Wer aktuell ein günstiges Smartphone sucht, sollte nicht nur auf den Preis achten, sondern auch auf die technische Ausstattung. Geräte mit 4 oder 6 Gigabyte RAM sind für die meisten Nutzer ausreichend, solange das Betriebssystem und die Apps gut optimiert sind. Es lohnt sich, nach Angeboten zu suchen oder auf ältere Modelle zurückzugreifen, die möglicherweise im Sale angeboten werden. Auch der Kauf von generalüberholten Geräten kann eine kostengünstige Alternative sein.

Ein weiterer Tipp ist, auf Hersteller zu achten, die langfristige Software-Updates anbieten. Ein günstiges Smartphone, das über Jahre hinweg unterstützt wird, ist oft die bessere Wahl als ein neues Modell, das nach kurzer Zeit veraltet. Gleichzeitig sollten Käufer die Preisentwicklung im Auge behalten. Sollten die RAM-Preise in den kommenden Monaten wieder sinken, könnte es bald wieder neue Angebote im Einstiegssegment geben.

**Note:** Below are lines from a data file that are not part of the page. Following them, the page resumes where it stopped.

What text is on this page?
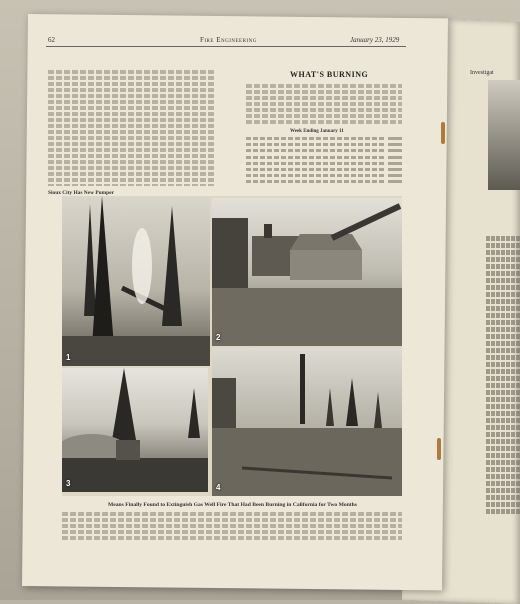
62	Fire Engineering	January 23, 1929
WHAT'S BURNING
Week Ending January 11
Sioux City Has New Pumper
1
2
3	4
Means Finally Found to Extinguish Gas Well Fire That Had Been Burning in California for Two Months
Investigat
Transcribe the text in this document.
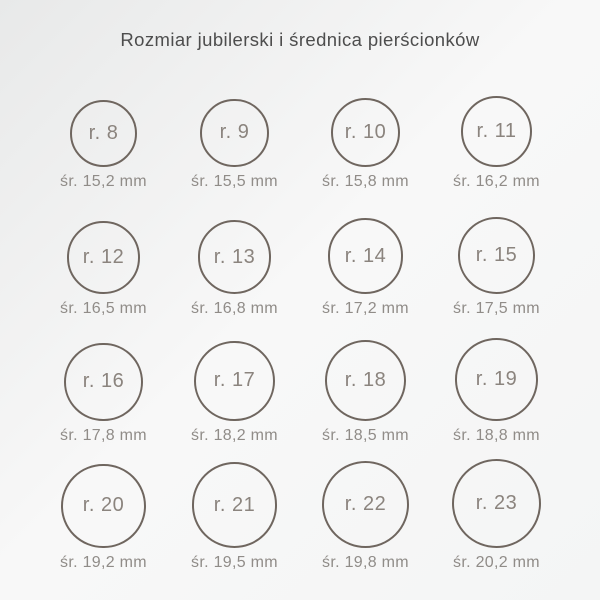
Rozmiar jubilerski i średnica pierścionków
r. 8
śr. 15,2 mm
r. 9
śr. 15,5 mm
r. 10
śr. 15,8 mm
r. 11
śr. 16,2 mm
r. 12
śr. 16,5 mm
r. 13
śr. 16,8 mm
r. 14
śr. 17,2 mm
r. 15
śr. 17,5 mm
r. 16
śr. 17,8 mm
r. 17
śr. 18,2 mm
r. 18
śr. 18,5 mm
r. 19
śr. 18,8 mm
r. 20
śr. 19,2 mm
r. 21
śr. 19,5 mm
r. 22
śr. 19,8 mm
r. 23
śr. 20,2 mm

Fazit: Lieferketten bleiben der unsichtbare Risikofaktor

Die Verschiebung des CMF-Handys durch Nothing ist ein Weckruf für die gesamte Smartphone-Branche. Sie zeigt, wie anfällig Hersteller für externe Schocks wie Preissprünge bei Halbleitern sind – selbst Jahre nach der Pandemie. Für Verbraucher bedeutet das, dass sie bei Kaufentscheidungen nicht nur auf die technischen Daten achten sollten, sondern auch auf die Stabilität der Lieferketten und die Strategien der Hersteller.

Langfristig könnte die RAM-Krise dazu führen, dass Hersteller ihre Produktionsprozesse überdenken und sich besser auf solche Schwankungen vorbereiten. Bis dahin bleibt die Suche nach einem günstigen Smartphone eine Herausforderung. Wer flexibel ist und die Marktentwicklung beobachtet, kann jedoch auch in schwierigen Zeiten gute Angebote finden. Nothing hat mit seiner Entscheidung bewiesen, dass Transparenz und Ehrlichkeit gegenüber den Kunden wichtiger sind als ein voreilig veröffentlichtes Produkt.